In verità, dovrebbe essere ovvio che non potrà mai bastare un pur ottimo Piacentini a salvare l’Italia da questa disordinata paralisi digitale. Prima di tutto dobbiamo chiederci se sia giusto che un manager di indubbio livello, rimanendo evidentemente legato a una multinazionale come Amazon, svolga gratuitamente un incarico così delicato. Qui il problema non è se un qualsiasi libero professionista sia strumentalizzabile o condizionabile. In questo caso ci stiamo affidando a un “commissario” (quindi l’Italia digitale merita di essere commissariata?), il quale dovrebbe svolgere da terza parte affidabile un lavoro nell’interesse esclusivo del suo Paese. Tutto questo può farlo una persona – lo ripetiamo, pur molto capace e competente, e nessuno lo mette in discussione – che rimanga irrimediabilmente legata alla multinazionale che (giustamente) continua a considerarlo un proprio dipendente, mentre il Governo italiano non ha, di contro, alcuna intenzione di retribuirlo come meriterebbe (come se proprio il fatto di “non spendere un euro” per garantirsi una professionalità di questo livello fosse una grande conquista)?
Il Sistema Paese può permettersi, nella situazione in cui versa, di far svolgere a titolo gratuito incarichi così delicati?
Non è questo un ulteriore svilimento delle politiche digitali del Paese?
Queste non sono mere questioni di principio, ma costituiscono invece i presupposti fondamentali della separazione dei poteri, della convivenza sociale, del diritto e della terzietà nel momento in cui si sviluppano incarichi di questa natura.

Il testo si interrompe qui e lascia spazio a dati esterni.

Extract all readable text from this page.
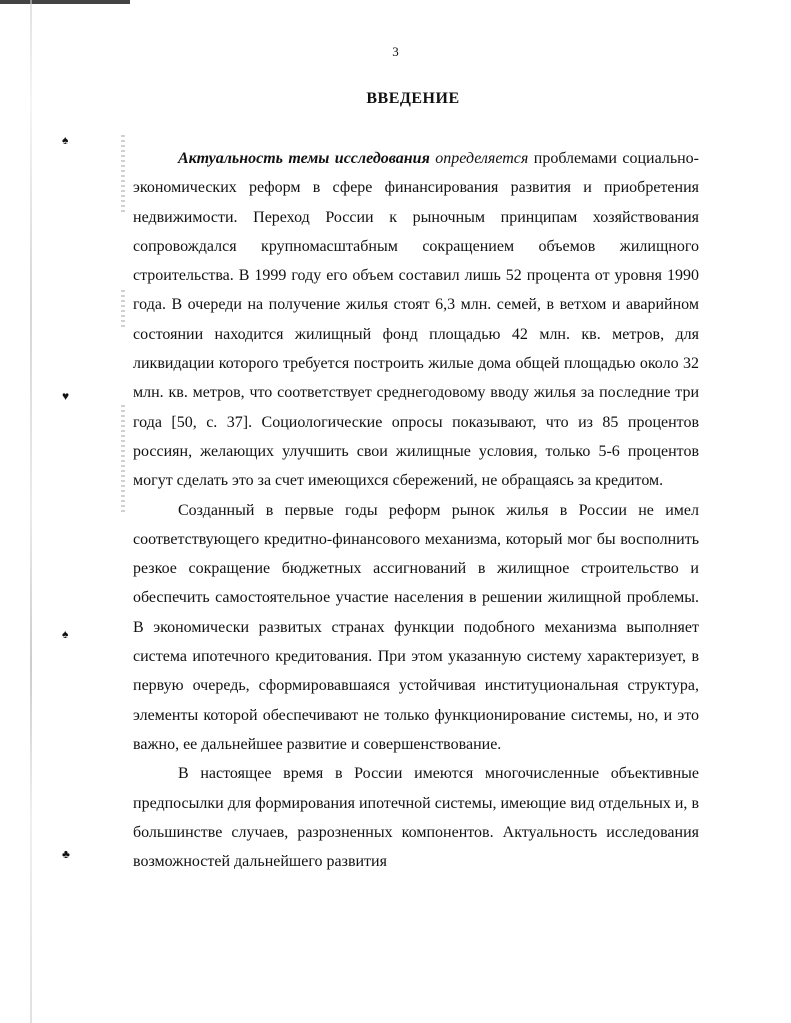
♠
♥
♠
♣
3
ВВЕДЕНИЕ

Актуальность темы исследования определяется проблемами социально-экономических реформ в сфере финансирования развития и приобретения недвижимости. Переход России к рыночным принципам хозяйствования сопровождался крупномасштабным сокращением объемов жилищного строительства. В 1999 году его объем составил лишь 52 процента от уровня 1990 года. В очереди на получение жилья стоят 6,3 млн. семей, в ветхом и аварийном состоянии находится жилищный фонд площадью 42 млн. кв. метров, для ликвидации которого требуется построить жилые дома общей площадью около 32 млн. кв. метров, что соответствует среднегодовому вводу жилья за последние три года [50, с. 37]. Социологические опросы показывают, что из 85 процентов россиян, желающих улучшить свои жилищные условия, только 5-6 процентов могут сделать это за счет имеющихся сбережений, не обращаясь за кредитом.

Созданный в первые годы реформ рынок жилья в России не имел соответствующего кредитно-финансового механизма, который мог бы восполнить резкое сокращение бюджетных ассигнований в жилищное строительство и обеспечить самостоятельное участие населения в решении жилищной проблемы. В экономически развитых странах функции подобного механизма выполняет система ипотечного кредитования. При этом указанную систему характеризует, в первую очередь, сформировавшаяся устойчивая институциональная структура, элементы которой обеспечивают не только функционирование системы, но, и это важно, ее дальнейшее развитие и совершенствование.

В настоящее время в России имеются многочисленные объективные предпосылки для формирования ипотечной системы, имеющие вид отдельных и, в большинстве случаев, разрозненных компонентов. Актуальность исследования возможностей дальнейшего развития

Se vogliamo davvero uscire dal guado, occorre innanzitutto prendere atto dello stato di disorientamento generale, nel quale i principi generali che dovrebbero indirizzare le nostre azioni sono costantemente calpestati, forse anche perché la stessa normativa, affidata da tempo a uno schizofrenico legislatore, ha perso irrimediabilmente l’autorevolezza che dovrebbe caratterizzarla. Da tempo chiediamo, senza essere ascoltati, ordine, sistematicità e anche una pausa di riflessione in questo manicomio di regole e leggine che caratterizza l’Italia Digitale.
C’è una tale scelleratezza di fondo nella legiferazione su queste delicate materie da far ormai pensare che l’unica strategia esistente sia proprio quella di continuare a procedere in questo modo, in maniera confusa e inadeguata, perché – diciamocelo una buona volta – la digitalizzazione fa dannatamente paura, per il suo essere un’arma efficace contro la corruzione, e noi siamo ormai in una situazione di emergenza digitale nazionale.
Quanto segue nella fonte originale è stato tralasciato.